Para encontrar la última victoria de la Scuderia Ferrari en un Gran Premio de Austria, nos tenemos que remontar al año 2003. En ese año, el alemán Michael Schumacher se llevó la victoria, seguido muy de cerca por el McLaren de Räikkönen. Rubens Barrichello y su Ferrari completaron el podio.
El equipo de Maranello llega al Red Bull Ring con la intención de aprovechar la eficiencia aerodinámica y la potencia de su motor. El ingeniero de Ferrari, Jock Clear, anuncia que habrá mejoras de cara a este Gran Premio.
Sebastian Vettel deja claro que con una vuelta tan corta está prohibido cometer errores, sobre todo en clasificación, donde los pilotos se lo jugarán todo. El tetracampeón del mundo también ha destacado la ubicación del trazado, ya que está situado en una zona montañosa.
«Da la impresión de que el circuito esté ubicado justo entre las montañas.
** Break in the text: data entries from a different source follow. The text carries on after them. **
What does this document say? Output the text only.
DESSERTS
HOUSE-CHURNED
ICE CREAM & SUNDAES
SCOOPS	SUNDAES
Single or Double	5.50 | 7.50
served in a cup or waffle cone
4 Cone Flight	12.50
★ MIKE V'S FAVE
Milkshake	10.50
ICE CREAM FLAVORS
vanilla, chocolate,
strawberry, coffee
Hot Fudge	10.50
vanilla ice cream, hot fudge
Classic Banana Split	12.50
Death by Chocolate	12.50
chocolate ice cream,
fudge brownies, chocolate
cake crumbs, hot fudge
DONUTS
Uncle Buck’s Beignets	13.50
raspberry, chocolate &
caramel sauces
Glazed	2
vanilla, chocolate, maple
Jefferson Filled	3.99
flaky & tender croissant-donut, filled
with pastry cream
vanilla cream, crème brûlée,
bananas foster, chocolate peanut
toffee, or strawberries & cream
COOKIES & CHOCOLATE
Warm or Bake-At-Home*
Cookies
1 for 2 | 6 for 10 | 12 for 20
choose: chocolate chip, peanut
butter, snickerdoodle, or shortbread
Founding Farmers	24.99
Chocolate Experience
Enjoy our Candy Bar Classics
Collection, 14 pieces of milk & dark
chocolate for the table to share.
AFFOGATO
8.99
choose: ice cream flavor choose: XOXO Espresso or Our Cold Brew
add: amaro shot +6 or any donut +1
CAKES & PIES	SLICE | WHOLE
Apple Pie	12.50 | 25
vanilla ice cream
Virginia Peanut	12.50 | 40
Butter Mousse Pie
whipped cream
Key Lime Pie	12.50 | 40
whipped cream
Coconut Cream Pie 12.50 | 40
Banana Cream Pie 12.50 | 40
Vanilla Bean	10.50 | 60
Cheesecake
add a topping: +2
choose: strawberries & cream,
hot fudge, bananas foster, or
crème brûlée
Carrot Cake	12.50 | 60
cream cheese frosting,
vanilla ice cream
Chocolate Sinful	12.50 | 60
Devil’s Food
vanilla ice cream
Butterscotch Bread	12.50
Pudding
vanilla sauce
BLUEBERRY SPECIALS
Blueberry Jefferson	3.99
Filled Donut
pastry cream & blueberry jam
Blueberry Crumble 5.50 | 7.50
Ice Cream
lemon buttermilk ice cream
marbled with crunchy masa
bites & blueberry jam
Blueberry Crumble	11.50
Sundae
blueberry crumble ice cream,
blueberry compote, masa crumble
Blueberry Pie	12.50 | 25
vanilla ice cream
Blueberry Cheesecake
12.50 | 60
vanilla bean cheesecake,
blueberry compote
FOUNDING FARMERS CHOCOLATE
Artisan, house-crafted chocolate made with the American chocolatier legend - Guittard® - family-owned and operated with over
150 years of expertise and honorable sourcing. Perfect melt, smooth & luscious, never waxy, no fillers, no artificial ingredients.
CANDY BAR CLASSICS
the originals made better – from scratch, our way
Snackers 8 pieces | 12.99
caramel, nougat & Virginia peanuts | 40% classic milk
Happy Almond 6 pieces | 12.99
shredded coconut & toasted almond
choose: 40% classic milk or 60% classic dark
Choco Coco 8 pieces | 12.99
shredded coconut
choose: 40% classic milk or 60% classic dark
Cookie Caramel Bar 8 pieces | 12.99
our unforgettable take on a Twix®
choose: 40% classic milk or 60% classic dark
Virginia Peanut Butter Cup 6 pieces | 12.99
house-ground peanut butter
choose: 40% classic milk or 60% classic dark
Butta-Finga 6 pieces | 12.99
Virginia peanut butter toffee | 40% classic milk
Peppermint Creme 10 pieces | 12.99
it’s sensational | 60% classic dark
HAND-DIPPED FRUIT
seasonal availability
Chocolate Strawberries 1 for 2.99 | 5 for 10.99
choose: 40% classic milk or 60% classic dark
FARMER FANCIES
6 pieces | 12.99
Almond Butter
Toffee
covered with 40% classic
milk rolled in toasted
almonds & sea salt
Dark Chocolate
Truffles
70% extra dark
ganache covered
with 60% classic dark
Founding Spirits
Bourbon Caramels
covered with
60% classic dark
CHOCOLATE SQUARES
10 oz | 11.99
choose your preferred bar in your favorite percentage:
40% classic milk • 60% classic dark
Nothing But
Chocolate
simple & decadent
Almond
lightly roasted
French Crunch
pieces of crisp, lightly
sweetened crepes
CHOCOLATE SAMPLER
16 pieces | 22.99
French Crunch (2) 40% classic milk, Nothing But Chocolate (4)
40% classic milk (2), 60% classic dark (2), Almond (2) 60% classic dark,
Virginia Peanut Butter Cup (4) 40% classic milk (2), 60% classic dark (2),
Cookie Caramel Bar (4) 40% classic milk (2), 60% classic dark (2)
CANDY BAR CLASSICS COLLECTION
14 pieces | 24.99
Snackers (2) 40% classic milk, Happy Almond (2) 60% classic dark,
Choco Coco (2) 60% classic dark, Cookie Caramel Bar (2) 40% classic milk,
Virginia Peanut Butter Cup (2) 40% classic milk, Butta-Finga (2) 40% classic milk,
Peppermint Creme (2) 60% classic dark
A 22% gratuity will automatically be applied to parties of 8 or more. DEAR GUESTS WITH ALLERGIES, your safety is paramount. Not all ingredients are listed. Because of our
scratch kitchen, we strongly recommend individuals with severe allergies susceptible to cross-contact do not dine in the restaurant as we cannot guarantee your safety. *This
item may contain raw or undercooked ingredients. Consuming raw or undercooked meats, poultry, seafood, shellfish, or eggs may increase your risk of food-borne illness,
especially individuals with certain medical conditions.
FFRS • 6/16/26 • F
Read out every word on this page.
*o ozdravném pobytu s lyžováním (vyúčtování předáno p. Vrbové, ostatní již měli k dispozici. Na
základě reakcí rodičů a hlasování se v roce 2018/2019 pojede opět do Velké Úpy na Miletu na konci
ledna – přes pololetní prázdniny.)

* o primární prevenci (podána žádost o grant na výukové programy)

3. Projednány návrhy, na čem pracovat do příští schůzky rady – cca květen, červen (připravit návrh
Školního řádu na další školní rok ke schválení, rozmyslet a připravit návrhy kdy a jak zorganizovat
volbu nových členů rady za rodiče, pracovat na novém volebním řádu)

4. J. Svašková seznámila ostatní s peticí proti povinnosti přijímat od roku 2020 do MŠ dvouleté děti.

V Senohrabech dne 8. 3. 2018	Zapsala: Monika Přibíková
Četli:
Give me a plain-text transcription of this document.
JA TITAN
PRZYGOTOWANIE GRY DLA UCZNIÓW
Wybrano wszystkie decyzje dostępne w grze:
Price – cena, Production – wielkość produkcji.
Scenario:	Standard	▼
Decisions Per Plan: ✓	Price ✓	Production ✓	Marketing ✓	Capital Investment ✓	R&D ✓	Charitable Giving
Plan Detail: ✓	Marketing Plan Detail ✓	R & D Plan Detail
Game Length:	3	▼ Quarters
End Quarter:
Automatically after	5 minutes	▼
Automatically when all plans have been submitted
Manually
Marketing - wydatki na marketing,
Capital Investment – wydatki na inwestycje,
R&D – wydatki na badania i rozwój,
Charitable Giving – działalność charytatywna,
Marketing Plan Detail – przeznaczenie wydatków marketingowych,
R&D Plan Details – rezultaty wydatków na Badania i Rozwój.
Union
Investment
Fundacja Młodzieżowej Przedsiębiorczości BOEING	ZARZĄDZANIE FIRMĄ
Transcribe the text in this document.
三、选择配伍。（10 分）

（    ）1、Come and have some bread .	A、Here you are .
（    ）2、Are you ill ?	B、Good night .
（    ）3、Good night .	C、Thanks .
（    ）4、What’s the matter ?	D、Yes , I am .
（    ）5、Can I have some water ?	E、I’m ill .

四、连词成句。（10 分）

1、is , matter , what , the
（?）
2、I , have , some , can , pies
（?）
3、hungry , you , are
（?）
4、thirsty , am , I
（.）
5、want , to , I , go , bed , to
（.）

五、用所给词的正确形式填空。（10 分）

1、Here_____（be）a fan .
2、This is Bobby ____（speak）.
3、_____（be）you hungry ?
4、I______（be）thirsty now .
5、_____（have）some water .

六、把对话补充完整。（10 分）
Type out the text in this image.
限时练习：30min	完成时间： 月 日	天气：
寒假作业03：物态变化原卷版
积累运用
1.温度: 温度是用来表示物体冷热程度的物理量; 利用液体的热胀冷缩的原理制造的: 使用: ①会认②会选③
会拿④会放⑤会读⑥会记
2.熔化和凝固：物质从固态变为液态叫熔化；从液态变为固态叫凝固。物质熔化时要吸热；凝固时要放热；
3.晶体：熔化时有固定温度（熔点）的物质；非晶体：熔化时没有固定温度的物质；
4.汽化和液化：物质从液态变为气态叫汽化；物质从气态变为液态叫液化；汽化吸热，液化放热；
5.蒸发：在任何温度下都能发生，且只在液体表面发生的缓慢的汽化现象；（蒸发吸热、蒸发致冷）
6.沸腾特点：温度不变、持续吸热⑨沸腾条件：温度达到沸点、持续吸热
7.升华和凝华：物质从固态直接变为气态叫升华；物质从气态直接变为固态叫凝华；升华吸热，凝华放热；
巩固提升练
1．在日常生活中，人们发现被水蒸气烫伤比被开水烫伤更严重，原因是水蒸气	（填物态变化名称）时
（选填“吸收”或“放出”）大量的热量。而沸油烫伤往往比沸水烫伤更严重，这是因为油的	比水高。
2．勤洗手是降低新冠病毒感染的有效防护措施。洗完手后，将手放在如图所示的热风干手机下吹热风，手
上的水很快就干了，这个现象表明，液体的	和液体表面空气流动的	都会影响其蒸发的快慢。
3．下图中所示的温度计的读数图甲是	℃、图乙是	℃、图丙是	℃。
Pienso que es una pista genial. Tiene muchos cambios de elevación, muchos altibajos, y eso siempre es bonito. Tienes las montañas a tu alrededor. Si tienes suerte, puedes ver nieve en la cumbre de alguno de los picos. La meteorología puede ser muy buena o bastante mala, pero normalmente es un lugar que disfrutas. La pista es muy corta y no tiene muchas curvas, así que es importante acertar en cada giro. La vuelta es muy breve, así que hacemos muchas vueltas y es importante encontrar rápidamente el ritmo adecuado y seguirlo, especialmente en carrera«, señala el alemán.